気候変動が頻発し、食料探しの苦労も年々増している我々にとって、省エネルギーや資源の有効活用は当たり前の日常。ハキリアリ社会では無駄を嫌い、運べる分だけの葉をチームワークで集め、決して綺麗な新葉ばかりを持ち去ったりしません。その点、人類が“エシカル消費”や“グリーントランスフォーメーション”などと騒ぎ立てて工夫を凝らしはじめた気配が、わたしには新鮮かつ微笑ましく感じられます。
ところが、葉っぱ職人としてのプライドから言わせていただくと、人類の“グリーンウォッシング”(緑のフリのお化粧)には首をかしげざるを得ません。エコバックを大量生産し廃棄する現場、包みには“この商品は環境にやさしい”と一文だけ書いて中身は昔のまま、などなど……。一歩森に足を踏み入れれば、落ち葉すら貴重な資源と化す我々アリの目には、ちょっとしたお遊びにも見えてしまうのです。
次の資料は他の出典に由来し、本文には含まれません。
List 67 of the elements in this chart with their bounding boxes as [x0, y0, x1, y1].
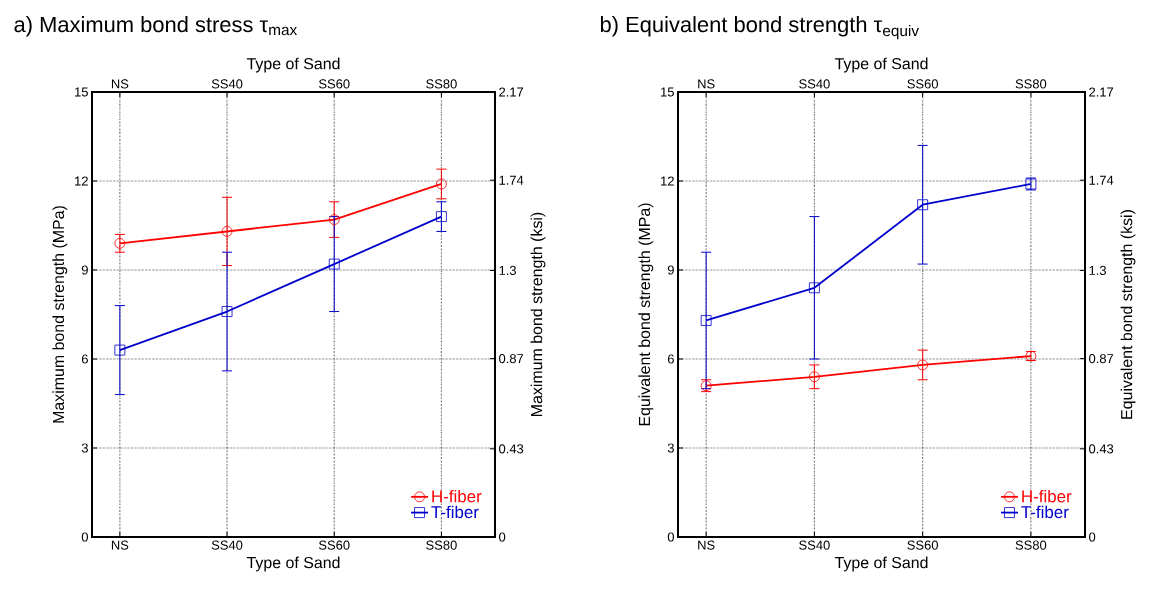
y2-axis-title: Equivalent bond strength (ksi) [1120, 210, 1136, 419]
category-label: SS40 [211, 79, 243, 89]
y2-tick-label: 1.3 [1089, 265, 1106, 275]
legend-label: T-fiber [431, 505, 479, 519]
y2-tick-label: 2.17 [1089, 87, 1114, 97]
y-tick-label: 12 [75, 176, 88, 186]
y-tick-label: 9 [81, 265, 88, 275]
x-tick-label: SS40 [799, 540, 830, 550]
y-tick-label: 3 [81, 443, 88, 453]
y-tick-label: 3 [667, 443, 674, 453]
x-axis-title: Type of Sand [246, 556, 340, 572]
category-label: SS80 [426, 79, 457, 89]
point [436, 178, 447, 190]
x2-axis-title: Type of Sand [834, 57, 928, 73]
y-tick-label: 9 [667, 265, 674, 275]
point [917, 359, 929, 371]
y-tick-label: 6 [81, 354, 88, 364]
category-label: SS60 [907, 79, 938, 89]
point [436, 211, 447, 223]
x-axis-title: Type of Sand [834, 556, 928, 572]
category-label: SS40 [799, 79, 830, 89]
category-label: NS [111, 79, 129, 89]
point [809, 282, 820, 294]
y-tick-label: 0 [667, 532, 674, 542]
point [221, 306, 233, 317]
point [328, 214, 340, 225]
y2-tick-label: 0.43 [499, 444, 524, 454]
x-tick-label: NS [698, 540, 715, 550]
point [328, 258, 340, 270]
y2-tick-label: 1.74 [499, 175, 524, 185]
x-tick-label: SS80 [426, 540, 457, 550]
y-tick-label: 12 [661, 176, 674, 186]
x2-axis-title: Type of Sand [246, 57, 340, 73]
point [700, 315, 712, 326]
y2-tick-label: 1.74 [1089, 175, 1114, 185]
x-tick-label: SS60 [318, 540, 350, 550]
x-tick-label: SS60 [907, 540, 938, 550]
category-label: SS60 [318, 79, 350, 89]
y-axis-title: Maximum bond strength (MPa) [52, 206, 68, 423]
point [114, 237, 126, 249]
category-label: SS80 [1015, 79, 1047, 89]
y2-tick-label: 0.87 [499, 354, 524, 364]
point [114, 344, 126, 356]
x-tick-label: SS40 [211, 540, 243, 550]
y2-tick-label: 0 [1089, 532, 1096, 542]
chart-title: b) Equivalent bond strength τ$_{equiv}$ [600, 16, 919, 40]
y-tick-label: 6 [667, 354, 674, 364]
point [809, 371, 820, 383]
y2-tick-label: 0.87 [1089, 354, 1114, 364]
y2-tick-label: 0.43 [1089, 444, 1114, 454]
y2-axis-title: Maximum bond strength (ksi) [530, 212, 546, 416]
x-tick-label: NS [111, 540, 129, 550]
legend-label: H-fiber [1022, 489, 1072, 503]
y-tick-label: 0 [81, 532, 88, 542]
category-label: NS [698, 79, 715, 89]
y-tick-label: 15 [661, 87, 674, 97]
y-axis-title: Equivalent bond strength (MPa) [638, 203, 654, 426]
y-tick-label: 15 [75, 87, 88, 97]
x-tick-label: SS80 [1015, 540, 1047, 550]
y2-tick-label: 0 [499, 532, 506, 542]
y2-tick-label: 1.3 [499, 265, 516, 275]
point [221, 226, 233, 237]
point [917, 199, 929, 211]
legend-label: H-fiber [432, 489, 482, 503]
y2-tick-label: 2.17 [499, 87, 524, 97]
chart-title: a) Maximum bond stress τ$_{max}$ [14, 16, 298, 37]
legend-label: T-fiber [1021, 505, 1069, 519]
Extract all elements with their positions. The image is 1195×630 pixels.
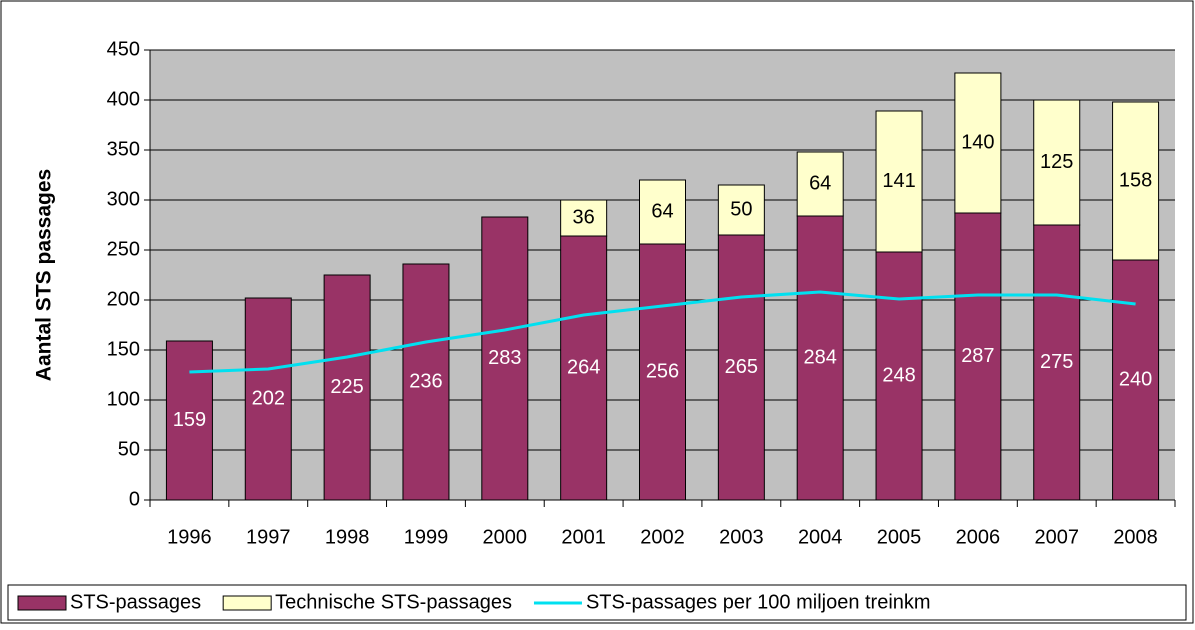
- data-label: 36: [573, 206, 595, 228]
- data-label: 125: [1040, 151, 1073, 173]
- bar-segment: [717, 184, 765, 236]
- x-tick-label: 1999: [404, 526, 449, 548]
- data-label: 240: [1119, 368, 1152, 390]
- x-tick-label: 2008: [1113, 526, 1158, 548]
- bar-segment: [639, 179, 686, 245]
- bar-segment: [717, 234, 765, 501]
- x-tick-label: 2007: [1034, 526, 1079, 548]
- data-label: 159: [173, 409, 206, 431]
- line-series: [189, 290, 1136, 374]
- bar-segment: [402, 263, 450, 501]
- data-label: 50: [730, 198, 752, 220]
- legend-swatch: [17, 595, 67, 611]
- y-tick-label: 50: [118, 438, 140, 460]
- legend-label: STS-passages: [70, 591, 201, 613]
- y-tick-label: 300: [107, 188, 140, 210]
- bar-segment: [1033, 99, 1081, 226]
- data-label: 202: [252, 387, 285, 409]
- y-tick-label: 350: [107, 138, 140, 160]
- data-label: 64: [809, 172, 831, 194]
- x-tick-label: 2000: [483, 526, 528, 548]
- bar-segment: [954, 212, 1002, 501]
- data-label: 275: [1040, 351, 1073, 373]
- x-tick-label: 2006: [956, 526, 1001, 548]
- x-tick-label: 1997: [246, 526, 291, 548]
- bar-segment: [323, 274, 371, 501]
- data-label: 256: [646, 360, 679, 382]
- data-label: 236: [409, 370, 442, 392]
- y-tick-label: 250: [107, 238, 140, 260]
- y-tick-label: 450: [107, 38, 140, 60]
- x-tick-label: 1998: [325, 526, 370, 548]
- legend-label: Technische STS-passages: [275, 591, 512, 613]
- data-label: 264: [567, 356, 600, 378]
- data-label: 140: [961, 131, 994, 153]
- bar-segment: [796, 151, 844, 217]
- bar-segment: [875, 251, 923, 501]
- bar-segment: [1033, 224, 1081, 501]
- bar-segment: [875, 110, 923, 253]
- legend-label: STS-passages per 100 miljoen treinkm: [586, 591, 931, 613]
- bar-segment: [1112, 101, 1160, 261]
- data-label: 158: [1119, 169, 1152, 191]
- bar-segment: [560, 199, 608, 237]
- y-tick-label: 0: [129, 488, 140, 510]
- legend-swatch: [222, 595, 272, 611]
- x-tick-label: 2005: [877, 526, 922, 548]
- y-axis-label: Aantal STS passages: [33, 169, 56, 381]
- x-tick-label: 2004: [798, 526, 843, 548]
- bar-segment: [244, 297, 292, 501]
- y-tick-label: 200: [107, 288, 140, 310]
- data-label: 284: [804, 346, 837, 368]
- bar-segment: [165, 340, 213, 501]
- bar-segment: [639, 243, 686, 501]
- legend-box: [7, 584, 1187, 621]
- data-label: 265: [725, 356, 758, 378]
- data-label: 225: [330, 376, 363, 398]
- bar-segment: [796, 215, 844, 501]
- x-tick-label: 2001: [561, 526, 606, 548]
- data-label: 248: [882, 364, 915, 386]
- y-tick-label: 400: [107, 88, 140, 110]
- x-tick-label: 1996: [167, 526, 212, 548]
- data-label: 141: [882, 170, 915, 192]
- x-tick-label: 2002: [640, 526, 685, 548]
- data-label: 64: [651, 200, 673, 222]
- data-label: 283: [488, 347, 521, 369]
- x-tick-label: 2003: [719, 526, 764, 548]
- data-label: 287: [961, 345, 994, 367]
- bar-segment: [954, 72, 1002, 214]
- bar-segment: [1112, 259, 1160, 501]
- y-tick-label: 100: [107, 388, 140, 410]
- y-tick-label: 150: [107, 338, 140, 360]
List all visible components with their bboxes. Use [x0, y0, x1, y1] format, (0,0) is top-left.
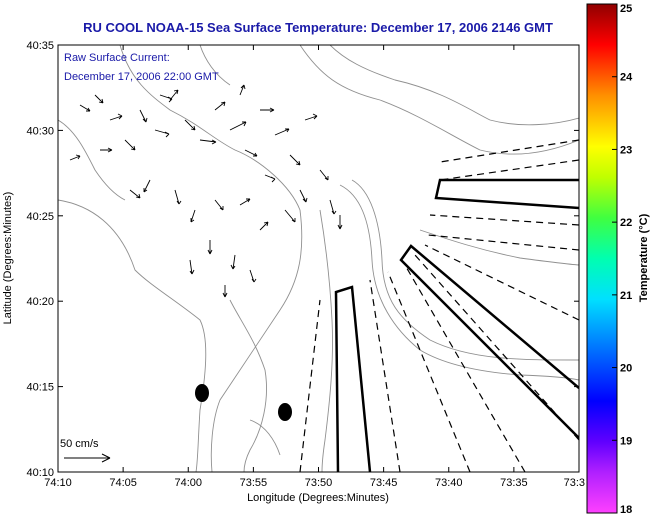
y-tick-label: 40:10: [26, 467, 54, 479]
chart-title: RU COOL NOAA-15 Sea Surface Temperature:…: [83, 20, 553, 35]
colorbar-tick-label: 19: [620, 435, 632, 447]
x-tick-label: 74:00: [174, 477, 202, 489]
x-tick-label: 73:3: [564, 477, 585, 489]
surface-current-vectors: [69, 84, 343, 298]
colorbar-tick-label: 24: [620, 72, 633, 84]
map-plot-area: [57, 44, 580, 473]
bathymetry-contours: [58, 45, 579, 472]
colorbar-gradient: [586, 3, 618, 514]
y-tick-label: 40:35: [26, 40, 54, 52]
masked-pixel-blob: [195, 384, 209, 402]
colorbar-label: Temperature (°C): [638, 213, 650, 302]
colorbar-tick-label: 22: [620, 217, 632, 229]
velocity-scale-arrow: 50 cm/s: [60, 438, 111, 463]
y-tick-label: 40:30: [26, 125, 54, 137]
x-axis-label: Longitude (Degrees:Minutes): [247, 492, 389, 504]
current-annotation-line2: December 17, 2006 22:00 GMT: [64, 71, 219, 83]
x-tick-label: 73:45: [370, 477, 398, 489]
colorbar-tick-label: 20: [620, 363, 632, 375]
y-tick-label: 40:25: [26, 211, 54, 223]
colorbar-tick-label: 23: [620, 144, 632, 156]
colorbar-tick-label: 25: [620, 3, 632, 15]
plot-background: [58, 45, 579, 472]
x-tick-label: 74:05: [109, 477, 137, 489]
x-tick-label: 73:35: [500, 477, 528, 489]
x-axis-ticks: 74:10 74:05 74:00 73:55 73:50 73:45 73:40 73:35…: [44, 45, 585, 489]
radar-sector-outlines: [334, 178, 579, 472]
x-tick-label: 73:40: [435, 477, 463, 489]
x-tick-label: 73:50: [305, 477, 333, 489]
x-tick-label: 73:55: [240, 477, 268, 489]
current-annotation-line1: Raw Surface Current:: [64, 52, 170, 64]
scale-arrow-label: 50 cm/s: [60, 438, 99, 450]
masked-pixel-blob: [278, 403, 292, 421]
y-tick-label: 40:15: [26, 382, 54, 394]
y-tick-label: 40:20: [26, 296, 54, 308]
y-axis-ticks: 40:10 40:15 40:20 40:25 40:30 40:35: [26, 40, 579, 479]
colorbar-tick-label: 18: [620, 504, 632, 516]
temperature-colorbar: 18 19 20 21 22 23 24 25 Temperature (°C): [586, 3, 650, 516]
colorbar-ticks: 18 19 20 21 22 23 24 25: [612, 3, 633, 516]
colorbar-tick-label: 21: [620, 290, 632, 302]
y-axis-label: Latitude (Degrees:Minutes): [2, 192, 14, 325]
x-tick-label: 74:10: [44, 477, 72, 489]
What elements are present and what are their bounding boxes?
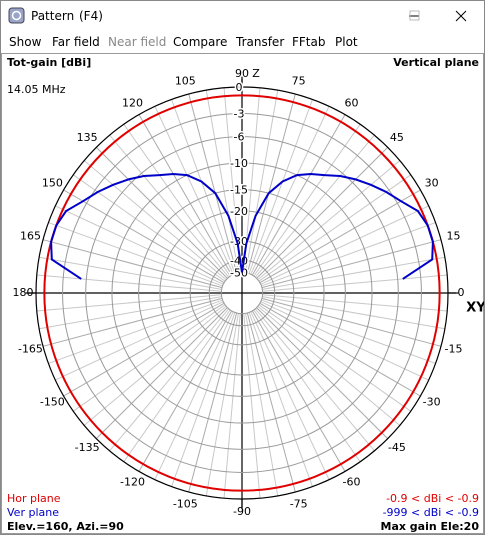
close-button[interactable] — [455, 10, 467, 22]
angle-label: 150 — [42, 177, 63, 190]
grid-ring — [35, 86, 449, 500]
window-controls[interactable] — [334, 1, 484, 31]
r-tick-label: -15 — [230, 184, 248, 197]
frequency-label: 14.05 MHz — [7, 83, 66, 96]
chart-subtitle: Vertical plane — [393, 56, 479, 69]
plot-area: 0153045607590105120135150165180-165-150-… — [1, 53, 484, 534]
spoke — [223, 313, 241, 499]
grid-ring — [85, 136, 399, 450]
angle-label: -135 — [75, 441, 100, 454]
maximize-button[interactable] — [409, 10, 420, 21]
angle-label: -15 — [445, 343, 463, 356]
grid-ring — [208, 259, 276, 327]
legend-label: Hor plane — [7, 492, 61, 505]
hor-plane-circle — [43, 94, 441, 492]
grid-ring — [62, 113, 422, 473]
legend-range: -0.9 < dBi < -0.9 — [386, 492, 479, 505]
menu-item[interactable]: Compare — [173, 35, 228, 49]
spoke — [123, 309, 231, 463]
grid-ring — [189, 240, 295, 346]
grid-ring — [159, 210, 325, 376]
angle-label: -60 — [343, 476, 361, 489]
menu-item[interactable]: Near field — [108, 35, 167, 49]
spoke — [123, 123, 231, 277]
angle-label: -165 — [18, 343, 43, 356]
angle-label: 90 — [235, 67, 249, 80]
menu-item[interactable]: Show — [9, 35, 42, 49]
r-tick-label: -6 — [234, 131, 245, 144]
angle-label: 45 — [390, 131, 404, 144]
angle-label: 30 — [425, 177, 439, 190]
menu-item[interactable]: Far field — [52, 35, 100, 49]
angle-label: 120 — [122, 96, 143, 109]
menu-item[interactable]: Plot — [335, 35, 358, 49]
menu-bar: Show Far field Near field Compare Transfer FF… — [1, 31, 484, 53]
spoke — [72, 304, 226, 412]
r-tick-label: -3 — [234, 108, 245, 121]
angle-label: -75 — [290, 498, 308, 511]
menu-item[interactable]: Transfer — [236, 35, 285, 49]
spoke — [262, 274, 448, 292]
angle-label: 165 — [20, 229, 41, 242]
footer-left: Elev.=160, Azi.=90 — [7, 520, 124, 533]
angle-label: 180 — [13, 286, 34, 299]
angle-label: -30 — [423, 396, 441, 409]
r-tick-label: -30 — [230, 235, 248, 248]
angle-label: -45 — [388, 441, 406, 454]
legend-label: Ver plane — [7, 506, 59, 519]
angle-label: 105 — [175, 74, 196, 87]
grid-ring — [138, 189, 346, 397]
spoke — [243, 313, 261, 499]
angle-label: 0 — [458, 286, 465, 299]
footer-right: Max gain Ele:20 — [381, 520, 480, 533]
axis-label: Z — [252, 67, 260, 80]
chart-title: Tot-gain [dBi] — [7, 56, 91, 69]
spoke — [253, 123, 361, 277]
angle-label: -150 — [40, 396, 65, 409]
angle-label: 75 — [292, 74, 306, 87]
legend-range: -999 < dBi < -0.9 — [383, 506, 479, 519]
plot-border — [1, 53, 484, 534]
angle-label: -120 — [120, 476, 145, 489]
spoke — [258, 174, 412, 282]
spoke — [262, 294, 448, 312]
spoke — [253, 309, 361, 463]
grid-ring — [111, 162, 373, 424]
title-bar: Pattern (F4) — [1, 1, 484, 31]
window-shortcut: (F4) — [79, 9, 103, 23]
spoke — [258, 304, 412, 412]
r-tick-label: -20 — [230, 205, 248, 218]
axis-label: XY — [466, 301, 484, 316]
r-tick-label: -10 — [230, 157, 248, 170]
angle-label: -90 — [233, 505, 251, 518]
window-title: Pattern — [31, 9, 75, 23]
spoke — [72, 174, 226, 282]
angle-label: -105 — [173, 498, 198, 511]
menu-item[interactable]: FFtab — [292, 35, 326, 49]
angle-label: 135 — [77, 131, 98, 144]
spoke — [36, 274, 222, 292]
r-tick-label: 0 — [236, 81, 243, 94]
app-icon — [8, 7, 25, 24]
pattern-line — [50, 172, 434, 280]
angle-label: 15 — [447, 229, 461, 242]
angle-label: 60 — [345, 96, 359, 109]
r-tick-label: -50 — [230, 266, 248, 279]
spoke — [36, 294, 222, 312]
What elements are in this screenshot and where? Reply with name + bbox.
ちなみに、わたし達ハキリアリ一族は、葉をそのまま食べるのではなく、巣の中で“栽培するキノコ”の餌として葉片を使います。葉の繊維を分解して仲間と分け合い、余ったものは巣の育苗床に還元。森全体の循環に、そっと貢献していたりするのです。地球の住人が皆、お互いの営みを少しずつマネしながら、より賢く・楽しく資源と向き合う日が来るかもしれません。もし人類がわたしたちの巣のあり方に学ぶのなら、「持ち帰ったエコバックの中身も、みんなで分け合う」技をぜひご一考願います。
コメント
海辺の丸石として何百年も波に磨かれてきたけれど、人間の持ち物の流行りはあっという間に変わりますね。海底に沈むビニール袋もあれば、流れ着く葉っぱもある。我ら鉱物から見れば、どちらも地球では一時の旅人。けれど、葉が風に舞う姿にはいつも、命が重なってきました——エコの名の下で人が何を運ぶのか、その中身こそ大切な気がします。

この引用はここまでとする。